Whatever the deeper story, however, Madrick’s subtitle gets it right: what we have experienced is, in a very real sense, the triumph of Wall Street and the decline of America. Despite what some academics (primarily in business schools) claimed, the vast sums of money channeled through Wall Street did not improve America’s productive capacity by “efficiently allocating capital to its best use.” Instead, it diminished the country’s productivity by directing capital on the basis of financial chicanery, outrageous compensation packages, and bubble-infected stock price valuations.

And what has happened in the aftermath of the 2008–2009 crisis is still worse: all the evidence suggests that the United States is on track to spending the better part of a decade experiencing high unemployment and sub-par growth blighting millions of lives—particularly the old, the young, and the economically vulnerable.

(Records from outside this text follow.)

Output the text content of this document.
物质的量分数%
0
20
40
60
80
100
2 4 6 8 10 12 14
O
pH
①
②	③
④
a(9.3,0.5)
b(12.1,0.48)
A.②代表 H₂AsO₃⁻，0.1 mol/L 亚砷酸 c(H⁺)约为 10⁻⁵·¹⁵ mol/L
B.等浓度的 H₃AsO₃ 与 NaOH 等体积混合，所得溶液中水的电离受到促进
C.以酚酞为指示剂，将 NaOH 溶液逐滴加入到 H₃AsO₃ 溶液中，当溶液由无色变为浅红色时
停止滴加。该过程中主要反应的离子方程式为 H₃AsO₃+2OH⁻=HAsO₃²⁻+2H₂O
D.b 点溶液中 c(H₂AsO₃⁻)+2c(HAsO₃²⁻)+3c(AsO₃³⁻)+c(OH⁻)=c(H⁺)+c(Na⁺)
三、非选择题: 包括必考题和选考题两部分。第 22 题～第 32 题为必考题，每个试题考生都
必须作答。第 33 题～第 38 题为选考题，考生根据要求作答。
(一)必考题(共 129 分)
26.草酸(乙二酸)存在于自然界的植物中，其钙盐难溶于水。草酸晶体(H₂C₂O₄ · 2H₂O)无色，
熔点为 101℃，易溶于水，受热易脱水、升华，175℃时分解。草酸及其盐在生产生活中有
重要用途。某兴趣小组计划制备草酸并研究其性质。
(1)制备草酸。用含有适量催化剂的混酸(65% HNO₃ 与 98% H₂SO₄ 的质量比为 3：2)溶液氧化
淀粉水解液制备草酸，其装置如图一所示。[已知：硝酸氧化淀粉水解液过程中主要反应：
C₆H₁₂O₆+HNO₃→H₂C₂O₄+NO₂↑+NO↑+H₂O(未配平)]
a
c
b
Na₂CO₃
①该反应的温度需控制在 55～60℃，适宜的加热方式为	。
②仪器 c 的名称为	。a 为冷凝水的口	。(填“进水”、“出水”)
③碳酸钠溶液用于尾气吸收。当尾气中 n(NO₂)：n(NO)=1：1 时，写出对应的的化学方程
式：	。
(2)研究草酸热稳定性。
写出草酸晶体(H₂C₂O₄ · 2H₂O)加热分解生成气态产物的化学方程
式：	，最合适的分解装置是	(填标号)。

Yet even now we don’t seem to have learned the lesson that unregulated greed, especially in the financial sector, is destructive. True, most Democrats are now in favor of stronger financial regulation—although not as strongly as is required by the continuing manipulations by large financial institutions. But today’s Republicans remain firmly attached to greedism. In their view, it’s still government that’s the problem. It has now become orthodoxy on the right—despite overwhelming evidence to the contrary—that Fannie Mae and Freddie Mac, not Angelo Mozilo and Countrywide Credit, are to blame for the subprime mess. While proclaiming themselves defenders of the little guy, Republicans are currently hard at work undermining the Obama administration’s consumer protections that would largely prevent a replay of rapacious subprime lending.

The Age of Greed is a fascinating and deeply disturbing tale of hypocrisy, corruption, and insatiable greed. But more than that, it’s a much-needed reminder of just how we got into the mess we’re in—a reminder that is greatly needed when we are still being told that greed is good.